Teammate 2: “20 years of my life I spent without Jesus. After a few months of questioning and going back and fourth I decided to follow him and his calling for me. And I am different. The difference between age 0-20 and 20-25 is, well there is no other explanation other than God.”

Teammate 3: “History proves it. In my personal life there were times I felt empty and with God there is just a feeling of wholeness. You can tell when someone has God in them, they are just…different.”

Team Contact: “History Proves it. Romans 1 talks about how you can see God in creation. There is just an undeniable presence in my life. A huge element of faith. He comes to you and initiates it.”

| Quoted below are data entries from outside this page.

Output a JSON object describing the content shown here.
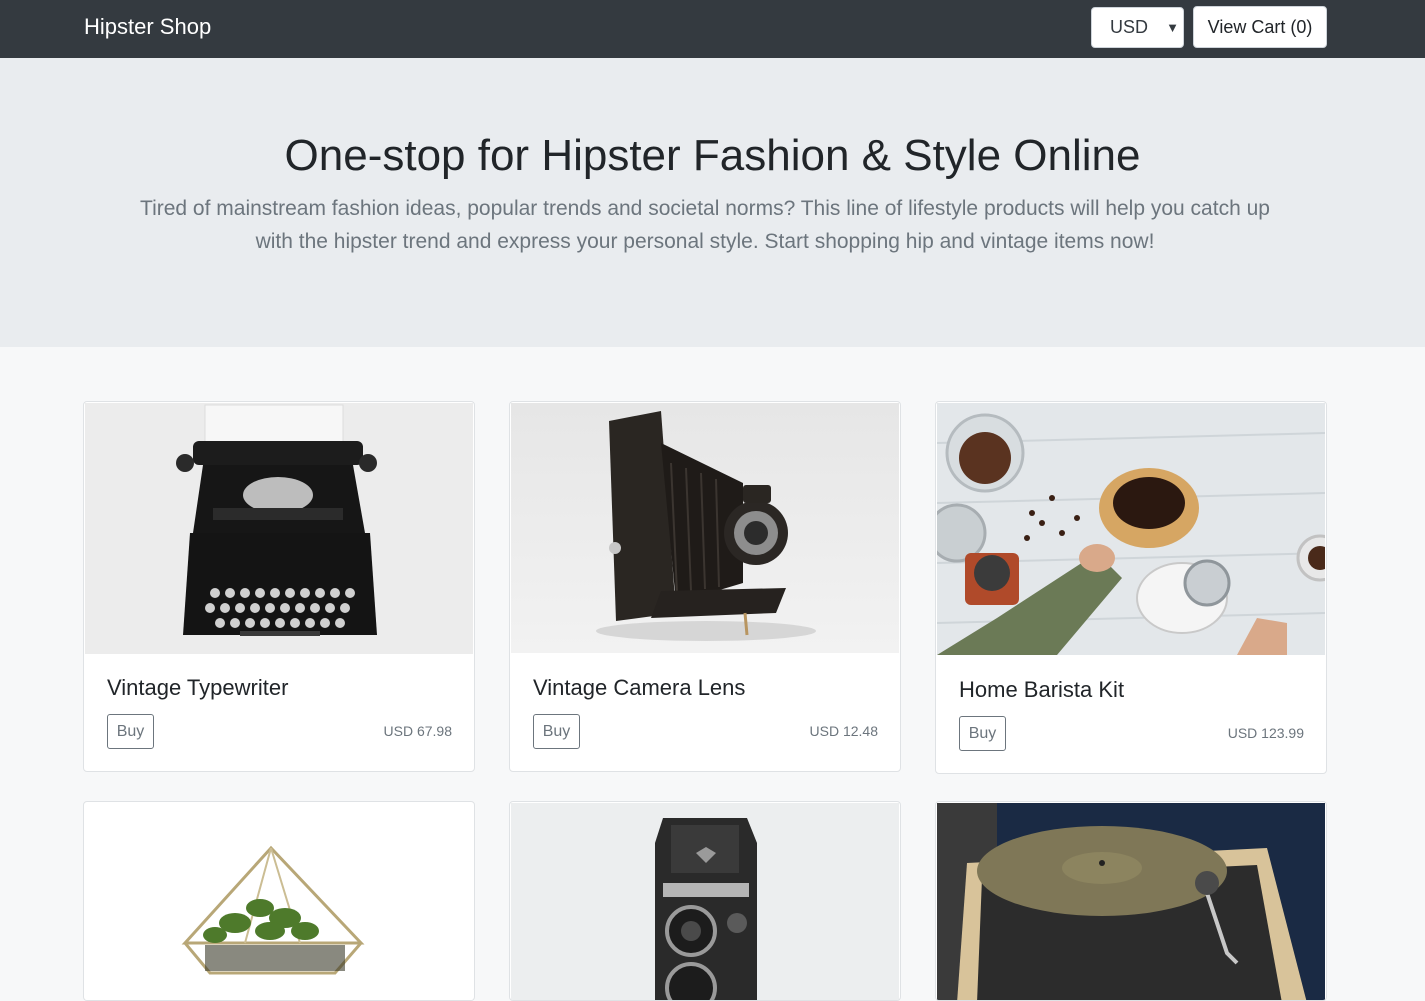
{
  "header": {
    "brand": "Hipster Shop",
    "currency": {
      "selected": "USD",
      "caret_icon": "caret-down-icon"
    },
    "cart_button_label": "View Cart (0)"
  },
  "hero": {
    "title": "One-stop for Hipster Fashion & Style Online",
    "lead_line1": "Tired of mainstream fashion ideas, popular trends and societal norms? This line of lifestyle products will help you catch up",
    "lead_line2": "with the hipster trend and express your personal style. Start shopping hip and vintage items now!"
  },
  "products": [
    {
      "name": "Vintage Typewriter",
      "buy_label": "Buy",
      "price": "USD 67.98",
      "image": "typewriter-image"
    },
    {
      "name": "Vintage Camera Lens",
      "buy_label": "Buy",
      "price": "USD 12.48",
      "image": "camera-image"
    },
    {
      "name": "Home Barista Kit",
      "buy_label": "Buy",
      "price": "USD 123.99",
      "image": "barista-kit-image"
    },
    {
      "name": "",
      "buy_label": "",
      "price": "",
      "image": "terrarium-image"
    },
    {
      "name": "",
      "buy_label": "",
      "price": "",
      "image": "twin-lens-camera-image"
    },
    {
      "name": "",
      "buy_label": "",
      "price": "",
      "image": "record-player-image"
    }
  ],
  "colors": {
    "navbar": "#343a40",
    "hero_background": "#e9ecef",
    "page_background": "#f7f8f9",
    "muted_text": "#6c757d"
  }
}
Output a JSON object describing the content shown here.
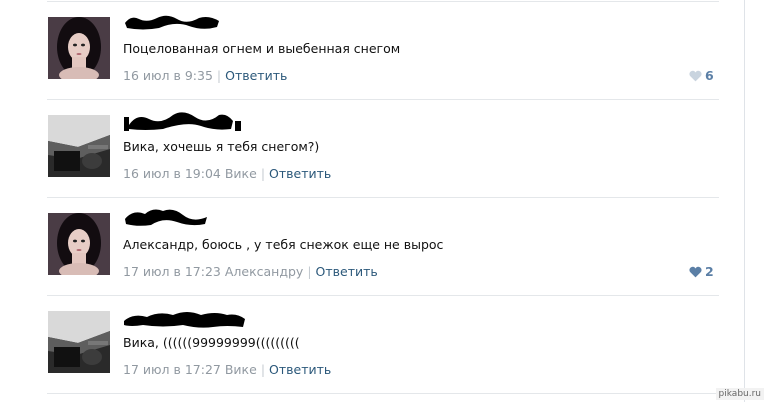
{
  "comments": [
    {
      "text": "Поцелованная огнем и выебенная снегом",
      "date": "16 июл в 9:35",
      "reply_to": "",
      "reply_label": "Ответить",
      "likes": "6",
      "avatar": "girl-photo",
      "liked": false
    },
    {
      "text": "Вика, хочешь я тебя снегом?)",
      "date": "16 июл в 19:04",
      "reply_to": "Вике",
      "reply_label": "Ответить",
      "likes": "",
      "avatar": "car-interior-photo",
      "liked": false
    },
    {
      "text": "Александр, боюсь , у тебя снежок еще не вырос",
      "date": "17 июл в 17:23",
      "reply_to": "Александру",
      "reply_label": "Ответить",
      "likes": "2",
      "avatar": "girl-photo",
      "liked": true
    },
    {
      "text": "Вика, ((((((99999999(((((((((",
      "date": "17 июл в 17:27",
      "reply_to": "Вике",
      "reply_label": "Ответить",
      "likes": "",
      "avatar": "car-interior-photo",
      "liked": false
    }
  ],
  "watermark": "pikabu.ru",
  "colors": {
    "link": "#2b587a",
    "meta": "#9199a1",
    "like": "#5b7fa6"
  }
}
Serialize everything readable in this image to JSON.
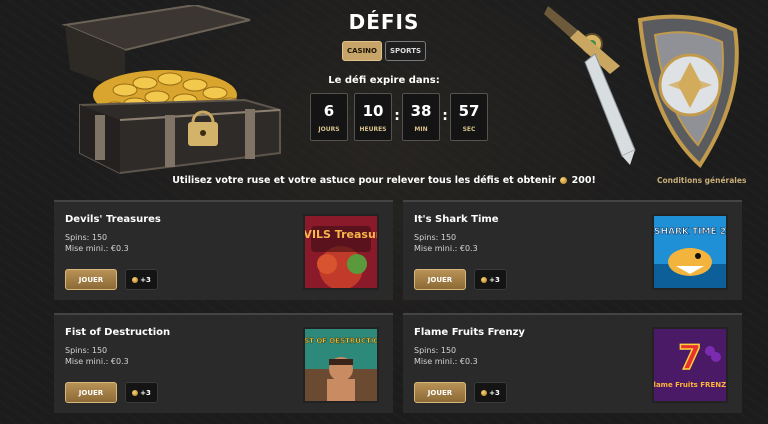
{
  "header": {
    "title": "DÉFIS",
    "tabs": [
      {
        "label": "CASINO",
        "active": true
      },
      {
        "label": "SPORTS",
        "active": false
      }
    ]
  },
  "countdown": {
    "label": "Le défi expire dans:",
    "days": {
      "value": "6",
      "unit": "JOURS"
    },
    "hours": {
      "value": "10",
      "unit": "HEURES"
    },
    "minutes": {
      "value": "38",
      "unit": "MIN"
    },
    "seconds": {
      "value": "57",
      "unit": "SEC"
    }
  },
  "intro": {
    "text": "Utilisez votre ruse et votre astuce pour relever tous les défis et obtenir",
    "reward": "200!"
  },
  "conditions_link": "Conditions générales",
  "challenges": [
    {
      "name": "Devils' Treasures",
      "spins": "Spins: 150",
      "min_bet": "Mise mini.: €0.3",
      "button": "JOUER",
      "bonus": "+3",
      "thumb_text": "DEVILS Treasures"
    },
    {
      "name": "It's Shark Time",
      "spins": "Spins: 150",
      "min_bet": "Mise mini.: €0.3",
      "button": "JOUER",
      "bonus": "+3",
      "thumb_text": "SHARK TIME 2"
    },
    {
      "name": "Fist of Destruction",
      "spins": "Spins: 150",
      "min_bet": "Mise mini.: €0.3",
      "button": "JOUER",
      "bonus": "+3",
      "thumb_text": "FIST OF DESTRUCTION"
    },
    {
      "name": "Flame Fruits Frenzy",
      "spins": "Spins: 150",
      "min_bet": "Mise mini.: €0.3",
      "button": "JOUER",
      "bonus": "+3",
      "thumb_text": "Flame Fruits FRENZY"
    }
  ],
  "colors": {
    "accent_gold": "#c7a56a",
    "background": "#1c1c1d",
    "card": "#2b2a2b"
  }
}
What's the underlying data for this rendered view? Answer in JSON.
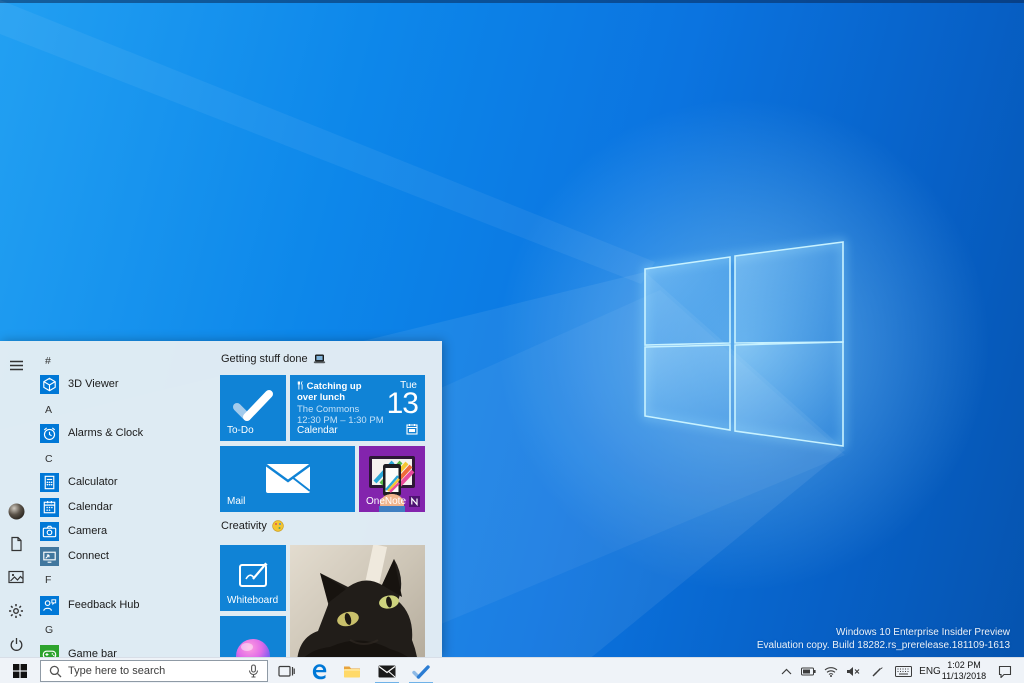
{
  "wallpaper": {
    "line1": "Windows 10 Enterprise Insider Preview",
    "line2": "Evaluation copy. Build 18282.rs_prerelease.181109-1613"
  },
  "colors": {
    "accent_blue": "#0078d7",
    "tile_blue": "#1083d6",
    "onenote_purple": "#8324ad",
    "gamebar_green": "#2da32d",
    "menu_background": "#e4edf3",
    "taskbar_background": "#eff3f8"
  },
  "start_menu": {
    "rail_icons": [
      "hamburger-menu",
      "user-avatar",
      "documents",
      "pictures",
      "settings",
      "power"
    ],
    "app_list": [
      {
        "type": "header",
        "label": "#"
      },
      {
        "type": "app",
        "label": "3D Viewer",
        "icon": "viewer3d",
        "color": "#0078d7",
        "slug": "3d-viewer"
      },
      {
        "type": "header",
        "label": "A"
      },
      {
        "type": "app",
        "label": "Alarms & Clock",
        "icon": "alarms",
        "color": "#0078d7",
        "slug": "alarms-clock"
      },
      {
        "type": "header",
        "label": "C"
      },
      {
        "type": "app",
        "label": "Calculator",
        "icon": "calculator",
        "color": "#0078d7",
        "slug": "calculator"
      },
      {
        "type": "app",
        "label": "Calendar",
        "icon": "calendar",
        "color": "#0078d7",
        "slug": "calendar"
      },
      {
        "type": "app",
        "label": "Camera",
        "icon": "camera",
        "color": "#0078d7",
        "slug": "camera"
      },
      {
        "type": "app",
        "label": "Connect",
        "icon": "connect",
        "color": "#41779e",
        "slug": "connect"
      },
      {
        "type": "header",
        "label": "F"
      },
      {
        "type": "app",
        "label": "Feedback Hub",
        "icon": "feedback",
        "color": "#0078d7",
        "slug": "feedback-hub"
      },
      {
        "type": "header",
        "label": "G"
      },
      {
        "type": "app",
        "label": "Game bar",
        "icon": "gamebar",
        "color": "#2da32d",
        "slug": "game-bar"
      }
    ],
    "groups": [
      {
        "title": "Getting stuff done",
        "emoji": "laptop-emoji"
      },
      {
        "title": "Creativity",
        "emoji": "palette-emoji"
      }
    ],
    "tiles": {
      "todo": {
        "label": "To-Do"
      },
      "calendar": {
        "label": "Calendar",
        "event_title": "Catching up over lunch",
        "event_location": "The Commons",
        "event_time": "12:30 PM – 1:30 PM",
        "day_abbr": "Tue",
        "day_num": "13"
      },
      "mail": {
        "label": "Mail"
      },
      "onenote": {
        "label": "OneNote"
      },
      "whiteboard": {
        "label": "Whiteboard"
      },
      "photos_cat": {
        "label": ""
      },
      "paint3d": {
        "label": ""
      }
    }
  },
  "taskbar": {
    "search_placeholder": "Type here to search",
    "app_icons": [
      "start",
      "cortana-mic",
      "task-view",
      "edge",
      "file-explorer",
      "mail",
      "to-do"
    ],
    "running_apps": [
      "mail",
      "to-do"
    ],
    "tray_icons": [
      "hidden-icons-chevron",
      "battery",
      "wifi",
      "volume-muted",
      "windows-ink",
      "touch-keyboard",
      "action-center"
    ],
    "language": "ENG",
    "time": "1:02 PM",
    "date": "11/13/2018"
  }
}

Family member: “I made it through the surgery, then realized that I should not have made it because almost everyone dies with what I had. After the surgery, I asked why I made it and realized that only God could have pulled me through it. He had plans for me, especially with you.”
 
faith |faTH| noun
1 complete trust or confidence in someone or something
2 strong belief in God or in the doctrines of a religion, based on spiritual apprehension rather than proof.

2 Corinthians 5:7 says “Walk by faith, not by sight.”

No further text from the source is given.